In this section the smartphone has basic functionality such as Calls,messaging, emails,camera,media player and with 512 MB to 2GB of RAM. The internal storage is up to 16GB. The segment users cant have a good choice of camera. Although exceptions like Lenovo K3 note, Yu Yureka plus is in the league.

• Mid-Range smartphones( Above 10k to 25k):

In this price bracket you have 2 GB, 3 GB or 4 GB capacity of RAM you can have. You will also get good internal storage of up to 64 GB. These phones have good processor and you can say some of them are better than flagship phones in features like OnePlus 2 has a better camera and processor.

• High-End smartphones (above 25k):

iPhones, HTC, Samsung Flagship phones rule here. Best camera, fast processor, loads of features like fingerprint scan, wireless charging, S-pen, Heat rate monitor and curved screen etc are present to enrich your experience of using smartphone.

Do you really need a 4G smartphone?
LTE stands for Long Term Evolution, which is the “new” generation of faster data connectivity for both GSM and CDMA technologies. Often referred to as 4G or 4G LTE, it’s the speediest data throughput you can get right now. LTE Advanced, a step beyond LTE gives data speeds still another boost, and is rolling out in bits and pieces. Now a days from Micromax to Apple many phones have 4G ready. Although we recommend 4 G ready phones but still 3G phones are not bad.

Why is Gorilla Glass protection needed?
Gorilla Glass is a name of special toughened glass developed and manufactured by Corning, which is made from alkali-aluminosilicate sheet glass. Now in its fourth generation, the glass is designed to be thin, light and damage-resistant. Gorilla Glass has already been embraced by nearly every major electronics maker in the industry; Samsung, LG, HTC, Motorola, and Microsoft all use it on their smartphones and tablets.
This type of glass is not unique to Corning, other companies that produce such glass are: Asahi, Dragontrail and Schott AG Xensation.

Why do you really need finger print scanning?
Apple popularized fingerprint scanning for unlocking the phone, but it’s made its way into other smartphones since. HTC ME, OnePlus 2 have it as well. Apple was the first to integrate fingerprint scanning with payment authentication, which is part of the feature known as Touch ID. On the iPhone 6 and above, Apple Pay will also use fingerprint scans for real-world payments.

The right battery capacity and backup time?
The higher the mAh, the longer the battery will last. You may have the best camera to capture images, solid hardware and software part, but if your phone is running out of battery, your handset is quite useless and it becomes a pain on your mind.

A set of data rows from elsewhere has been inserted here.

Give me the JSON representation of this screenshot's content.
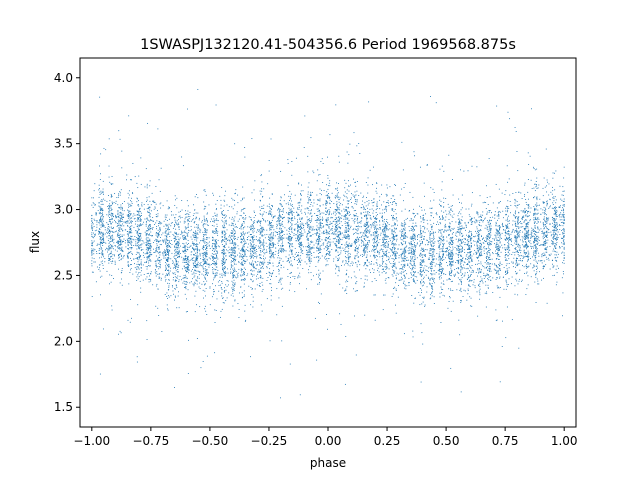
{
  "chart_data": {
    "type": "scatter",
    "title": "1SWASPJ132120.41-504356.6 Period 1969568.875s",
    "xlabel": "phase",
    "ylabel": "flux",
    "xlim": [
      -1.05,
      1.05
    ],
    "ylim": [
      1.35,
      4.15
    ],
    "xticks": [
      -1.0,
      -0.75,
      -0.5,
      -0.25,
      0.0,
      0.25,
      0.5,
      0.75,
      1.0
    ],
    "xtick_labels": [
      "−1.00",
      "−0.75",
      "−0.50",
      "−0.25",
      "0.00",
      "0.25",
      "0.50",
      "0.75",
      "1.00"
    ],
    "yticks": [
      1.5,
      2.0,
      2.5,
      3.0,
      3.5,
      4.0
    ],
    "ytick_labels": [
      "1.5",
      "2.0",
      "2.5",
      "3.0",
      "3.5",
      "4.0"
    ],
    "grid": false,
    "legend": "none",
    "marker_color": "#1f77b4",
    "series": [
      {
        "x": [
          -1.0,
          -0.95,
          -0.9,
          -0.85,
          -0.8,
          -0.75,
          -0.7,
          -0.65,
          -0.6,
          -0.55,
          -0.5,
          -0.45,
          -0.4,
          -0.35,
          -0.3,
          -0.25,
          -0.2,
          -0.15,
          -0.1,
          -0.05,
          0.0,
          0.05,
          0.1,
          0.15,
          0.2,
          0.25,
          0.3,
          0.35,
          0.4,
          0.45,
          0.5,
          0.55,
          0.6,
          0.65,
          0.7,
          0.75,
          0.8,
          0.85,
          0.9,
          0.95,
          1.0
        ],
        "y": [
          2.85,
          2.86,
          2.84,
          2.82,
          2.8,
          2.76,
          2.72,
          2.68,
          2.66,
          2.68,
          2.7,
          2.7,
          2.69,
          2.7,
          2.73,
          2.76,
          2.8,
          2.82,
          2.83,
          2.84,
          2.85,
          2.86,
          2.84,
          2.82,
          2.8,
          2.76,
          2.72,
          2.68,
          2.66,
          2.68,
          2.7,
          2.7,
          2.69,
          2.7,
          2.73,
          2.76,
          2.8,
          2.82,
          2.83,
          2.84,
          2.85
        ]
      }
    ]
  }
}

Bigger screens, extra cores, and more sensors mean greater power consumption. If you’re considering a smartphone over 4.5-inches in size, look at devices that come with at least a 2000mAh battery.

Removable batteries seem to be falling out of favor with most smartphone makers. But there are some benefits to this kind of design, found on the LG G4 and Galaxy Note 4. Once your existing battery stops holding a charge for as long as it did when it was fresh, you can just buy a new one without having to pay for a replacement service or a new phone.

If possible, select devices that come with lithium polymer batteries over lithium-ion . The former are lighter, and also retain their charge for longer. And buy a device that comes with a user-replaceable battery.

Battery capacity is another spec that can help determine a phone’s potential staying power, but be careful. In general, look for 2,600 mAh or more. Some examples include the Galaxy S5 (2,800 mAh) and Motorola Droid Turbo (3,900 mAh).